Perhaps all her friends were dead and so she needed to imagine Joyce’s friends were hers. But no, of course: “You mean the other people Joyce was looking after.”

She gave him a girlish smile that looked almost mischievous, and sank back, crushing the pillows. “Who else could I mean?” She settled into her nest of pillows, her eyes closing. “Have you lost any friends?” she piped.

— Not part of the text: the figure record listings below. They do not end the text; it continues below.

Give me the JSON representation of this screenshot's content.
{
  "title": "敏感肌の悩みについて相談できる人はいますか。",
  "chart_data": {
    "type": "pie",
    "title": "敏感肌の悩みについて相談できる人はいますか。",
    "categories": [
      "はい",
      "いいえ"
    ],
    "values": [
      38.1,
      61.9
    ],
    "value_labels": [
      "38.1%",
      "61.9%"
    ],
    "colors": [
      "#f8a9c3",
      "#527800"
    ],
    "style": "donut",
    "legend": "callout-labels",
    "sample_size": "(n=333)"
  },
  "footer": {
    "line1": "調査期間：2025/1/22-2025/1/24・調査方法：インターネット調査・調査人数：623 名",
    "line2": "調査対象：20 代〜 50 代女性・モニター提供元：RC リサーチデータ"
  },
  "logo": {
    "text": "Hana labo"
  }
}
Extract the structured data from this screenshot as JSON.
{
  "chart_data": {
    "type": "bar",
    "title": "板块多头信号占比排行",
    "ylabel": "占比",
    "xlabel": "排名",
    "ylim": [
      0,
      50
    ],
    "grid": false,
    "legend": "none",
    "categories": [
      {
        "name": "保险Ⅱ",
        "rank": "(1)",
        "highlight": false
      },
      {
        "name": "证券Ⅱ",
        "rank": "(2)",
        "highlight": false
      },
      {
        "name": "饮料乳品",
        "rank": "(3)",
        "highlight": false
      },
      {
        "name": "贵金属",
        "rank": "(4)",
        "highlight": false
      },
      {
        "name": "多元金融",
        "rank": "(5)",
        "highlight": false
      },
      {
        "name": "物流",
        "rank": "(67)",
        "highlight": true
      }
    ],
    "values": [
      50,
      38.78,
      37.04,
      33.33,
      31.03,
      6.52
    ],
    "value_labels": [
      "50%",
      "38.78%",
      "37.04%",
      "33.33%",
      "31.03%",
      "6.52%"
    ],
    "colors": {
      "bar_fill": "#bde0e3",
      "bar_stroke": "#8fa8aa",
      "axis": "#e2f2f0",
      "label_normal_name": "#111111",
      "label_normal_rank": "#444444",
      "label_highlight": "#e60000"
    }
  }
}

“A few, in the war.” Surely she hadn’t meant to imply that he didn’t know what losing friends was like. “Not so many yet,” he said, almost apologetically.

“You’ve still got Joyce.”

“That I have. When it comes right down to it, she’s the only friend I need.”

The sky was turning black. “Don’t put the light on,” she said when he stood up, and he sat down again. “Are you still in love with her?”

“Why, yes, of course,” he said. “Most certainly.”

“I expect she’s in all your best memories.”

“I expect so too,” Geoffrey said, feeling lulled by the growing dark.